Am 04.10. erhielt ich den Genesenenstatus. Weil negativer Test und derlei.
Ich hatte angefangen von üblen Gliederschmerzen, Halsschmerzen, verstopfte Atemwege, extreme Erschöpfung, Symptome und Beschwerden, die sich wirklich keiner wünscht. Ich landete also in der Infektionsabteilung beim Arzt und wurde mehr oder weniger abgefertigt. Es dauerte keine 3 Minuten. Kurze Besprechung, Stäbchen in den Hals, der übliche QR Code für die App und Tschüß.
Meine Frage nach Hilfe bezüglich der Halsschmerzen, des heftigen Hustens und der wirklich heftigen Verschleimung oder auch um die Schmerzen besser in den Griff zu kriegen, blieb leider nur vage in der Antwort, ich könne mir etwas in der Apotheke holen. Etwas rezeptfreies, aber ohne Zucker, das sein wichtig. Ich so, klar, ich hab ja auch nur Symptome und da wo ich grad hin will, ist keine Apotheke. Nur meine Teetasse und mein Bett.

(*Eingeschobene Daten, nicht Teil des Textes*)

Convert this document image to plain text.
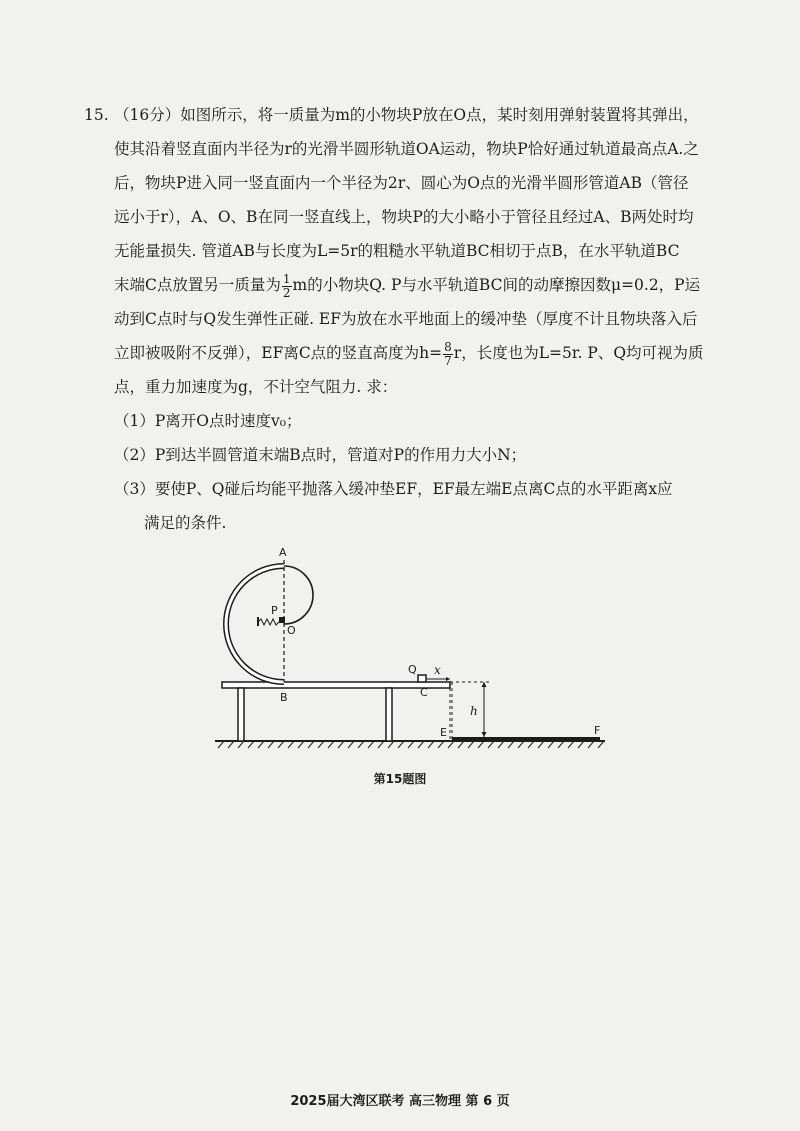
15. （16分）如图所示，将一质量为m的小物块P放在O点，某时刻用弹射装置将其弹出，
使其沿着竖直面内半径为r的光滑半圆形轨道OA运动，物块P恰好通过轨道最高点A.之
后，物块P进入同一竖直面内一个半径为2r、圆心为O点的光滑半圆形管道AB（管径
远小于r），A、O、B在同一竖直线上，物块P的大小略小于管径且经过A、B两处时均
无能量损失. 管道AB与长度为L=5r的粗糙水平轨道BC相切于点B，在水平轨道BC
末端C点放置另一质量为 $\frac{1}{2}$ m的小物块Q. P与水平轨道BC间的动摩擦因数μ=0.2，P运
动到C点时与Q发生弹性正碰. EF为放在水平地面上的缓冲垫（厚度不计且物块落入后
立即被吸附不反弹），EF离C点的竖直高度为$h= \frac{8}{7}$ r，长度也为L=5r. P、Q均可视为质
点，重力加速度为g，不计空气阻力. 求：
（1）P离开O点时速度v₀；
（2）P到达半圆管道末端B点时，管道对P的作用力大小N；
（3）要使P、Q碰后均能平抛落入缓冲垫EF，EF最左端E点离C点的水平距离x应
满足的条件.
A
P
O
B
Q
C
x
h
E	F
第15题图
2025届大湾区联考 高三物理 第 6 页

So gesehen, ich bin froh um diverses medizinisches Halbwissen, das mir die MS eingebracht hat, den ich half mir dann halt auch selber. Letztlich ist man für solche Fälle gerüstet, Schmerzmittel sind vorhanden, Erkältungsmedizin haben wir auch immer ein bisschen im Medizinschrank lagernd. Ich lutschte, trank viel, war erschöpft, arbeitete aber dennoch ein bisschen, auch um mich nicht voll abstürzen zu lassen, wenn man etwas zu tun hat, geht es dann doch leichter. Wenngleich ich echt reduzieren musste, weil ich für einen Moment nach einer halben Stunde schlicht und einfach total erschöpft war.
Es folgte: Eine Woche Zuhause, inklusive Anruf vom Amt und Aufklärung, was ich sehr nett fand, weil die Ansprechpartnerin da auch total freundlich war und alle Fragen beantwortet hat.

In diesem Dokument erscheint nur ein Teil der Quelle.